Monday 3 September 2007

Open Text comes back to life

After a period in the doldrums, Open Text is looking like a hot company again.


Shares in the Canadian firm shot up 25 percent late last week on the back of outstanding financial results with licence growth up sharply and overall quarterly revenue up from $105.2m a year ago to $175.2m. That’s a remarkable rise for a sector that some say is slowing and is often characterised as being full of veterans under threat from Microsoft and other menaces.


Some experts said the stock jump was in part because investors are looking for safe havens in a market that is deemed to be rebounding, unlike the financial services sector that is taking a hammering. Certainly, IT bellwethers such as Intel, Microsoft and Cisco are also up although none so much as Open Text.


The real reason Open Text is suddenly so popular is that it is performing.
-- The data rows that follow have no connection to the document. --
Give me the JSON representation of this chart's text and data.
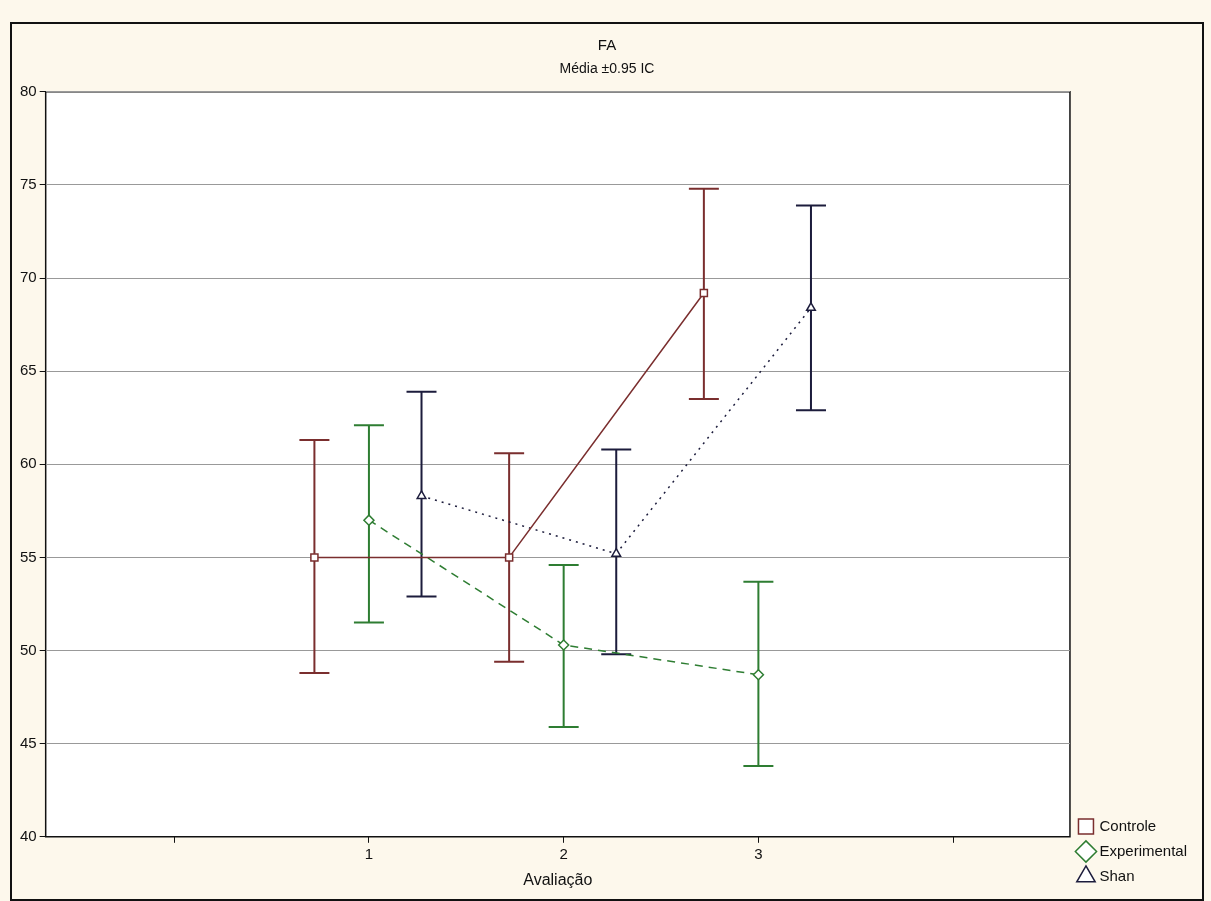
{
  "chart_data": {
    "type": "line",
    "title": "FA",
    "subtitle": "Média ±0.95 IC",
    "xlabel": "Avaliação",
    "xlim": [
      -0.66,
      4.6
    ],
    "xticks": [
      {
        "value": 0,
        "label": null
      },
      1,
      2,
      3,
      {
        "value": 4,
        "label": null
      }
    ],
    "ylim": [
      40,
      80
    ],
    "yticks": [
      40,
      45,
      50,
      55,
      60,
      65,
      70,
      75,
      80
    ],
    "grid": "y",
    "legend": "bottom right",
    "series": [
      {
        "name": "Controle",
        "color": "#7a2e2e",
        "marker": "square",
        "line_style": "solid",
        "x": [
          0.72,
          1.72,
          2.72
        ],
        "values": [
          55.0,
          55.0,
          69.2
        ],
        "errors": [
          [
            48.8,
            61.3
          ],
          [
            49.4,
            60.6
          ],
          [
            63.5,
            74.8
          ]
        ]
      },
      {
        "name": "Experimental",
        "color": "#2e7d32",
        "marker": "diamond",
        "line_style": "dashed",
        "x": [
          1,
          2,
          3
        ],
        "values": [
          57.0,
          50.3,
          48.7
        ],
        "errors": [
          [
            51.5,
            62.1
          ],
          [
            45.9,
            54.6
          ],
          [
            43.8,
            53.7
          ]
        ]
      },
      {
        "name": "Shan",
        "color": "#1c1c3c",
        "marker": "triangle",
        "line_style": "dotted",
        "x": [
          1.27,
          2.27,
          3.27
        ],
        "values": [
          58.3,
          55.2,
          68.4
        ],
        "errors": [
          [
            52.9,
            63.9
          ],
          [
            49.8,
            60.8
          ],
          [
            62.9,
            73.9
          ]
        ]
      }
    ]
  }
}
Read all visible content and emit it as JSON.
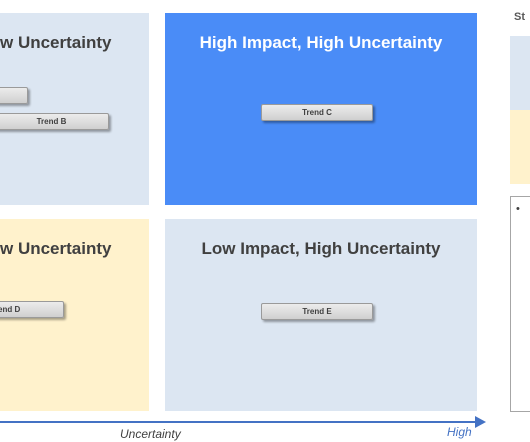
{
  "quadrants": {
    "top_left": {
      "title": "w Uncertainty"
    },
    "top_right": {
      "title": "High Impact, High Uncertainty"
    },
    "bottom_left": {
      "title": "w Uncertainty"
    },
    "bottom_right": {
      "title": "Low Impact, High Uncertainty"
    }
  },
  "trends": {
    "a": {
      "label": ""
    },
    "b": {
      "label": "Trend B"
    },
    "c": {
      "label": "Trend C"
    },
    "d": {
      "label": "end D"
    },
    "e": {
      "label": "Trend E"
    }
  },
  "axis": {
    "label": "Uncertainty",
    "high_label": "High",
    "color": "#4472c4"
  },
  "side_panel": {
    "title": "St",
    "bullet": "•"
  },
  "colors": {
    "light_blue": "#dce6f2",
    "strong_blue": "#4a8cf7",
    "light_yellow": "#fff2cc"
  }
}
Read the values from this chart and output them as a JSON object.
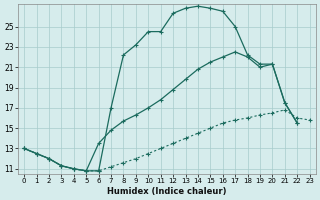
{
  "xlabel": "Humidex (Indice chaleur)",
  "xlim": [
    -0.5,
    23.5
  ],
  "ylim": [
    10.5,
    27.2
  ],
  "xticks": [
    0,
    1,
    2,
    3,
    4,
    5,
    6,
    7,
    8,
    9,
    10,
    11,
    12,
    13,
    14,
    15,
    16,
    17,
    18,
    19,
    20,
    21,
    22,
    23
  ],
  "yticks": [
    11,
    13,
    15,
    17,
    19,
    21,
    23,
    25
  ],
  "line_color": "#1b6b5e",
  "bg_color": "#d6ecec",
  "grid_color": "#a8cccc",
  "line1_x": [
    0,
    1,
    2,
    3,
    4,
    5,
    6,
    7,
    8,
    9,
    10,
    11,
    12,
    13,
    14,
    15,
    16,
    17,
    18,
    19,
    20,
    21,
    22
  ],
  "line1_y": [
    13.0,
    12.5,
    12.0,
    11.3,
    11.0,
    10.8,
    10.8,
    17.0,
    22.2,
    23.2,
    24.5,
    24.5,
    26.3,
    26.8,
    27.0,
    26.8,
    26.5,
    25.0,
    22.2,
    21.3,
    21.3,
    17.5,
    15.5
  ],
  "line2_x": [
    0,
    1,
    2,
    3,
    4,
    5,
    6,
    7,
    8,
    9,
    10,
    11,
    12,
    13,
    14,
    15,
    16,
    17,
    18,
    19,
    20,
    21,
    22
  ],
  "line2_y": [
    13.0,
    12.5,
    12.0,
    11.3,
    11.0,
    10.8,
    13.5,
    14.8,
    15.7,
    16.3,
    17.0,
    17.8,
    18.8,
    19.8,
    20.8,
    21.5,
    22.0,
    22.5,
    22.0,
    21.0,
    21.3,
    17.5,
    15.5
  ],
  "line3_x": [
    0,
    1,
    2,
    3,
    4,
    5,
    6,
    7,
    8,
    9,
    10,
    11,
    12,
    13,
    14,
    15,
    16,
    17,
    18,
    19,
    20,
    21,
    22,
    23
  ],
  "line3_y": [
    13.0,
    12.5,
    12.0,
    11.3,
    11.0,
    10.8,
    10.8,
    11.2,
    11.6,
    12.0,
    12.5,
    13.0,
    13.5,
    14.0,
    14.5,
    15.0,
    15.5,
    15.8,
    16.0,
    16.3,
    16.5,
    16.8,
    16.0,
    15.8
  ]
}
The company said the integration of Hummingbird and work on bolstering its partner channel had gone well. Good for Open Text, a straight-talking company that tends to keep marketing BS down to a minimum and sometimes pays a price for its modesty.


Becoming a $1bn-revenue company still looks a long way off but the shooting stock price might at last put to bed (for a short while, anyway) the argument that as the biggest of the last remaining big ECM firms not owned by an IT giant, Open Text will soon be swallowed up by an SAP or other behemoth.


Open Text's performance is probably also a reminder that hard-won domain knowledge still has value and that veterans of the sector won't be displaced without a battle.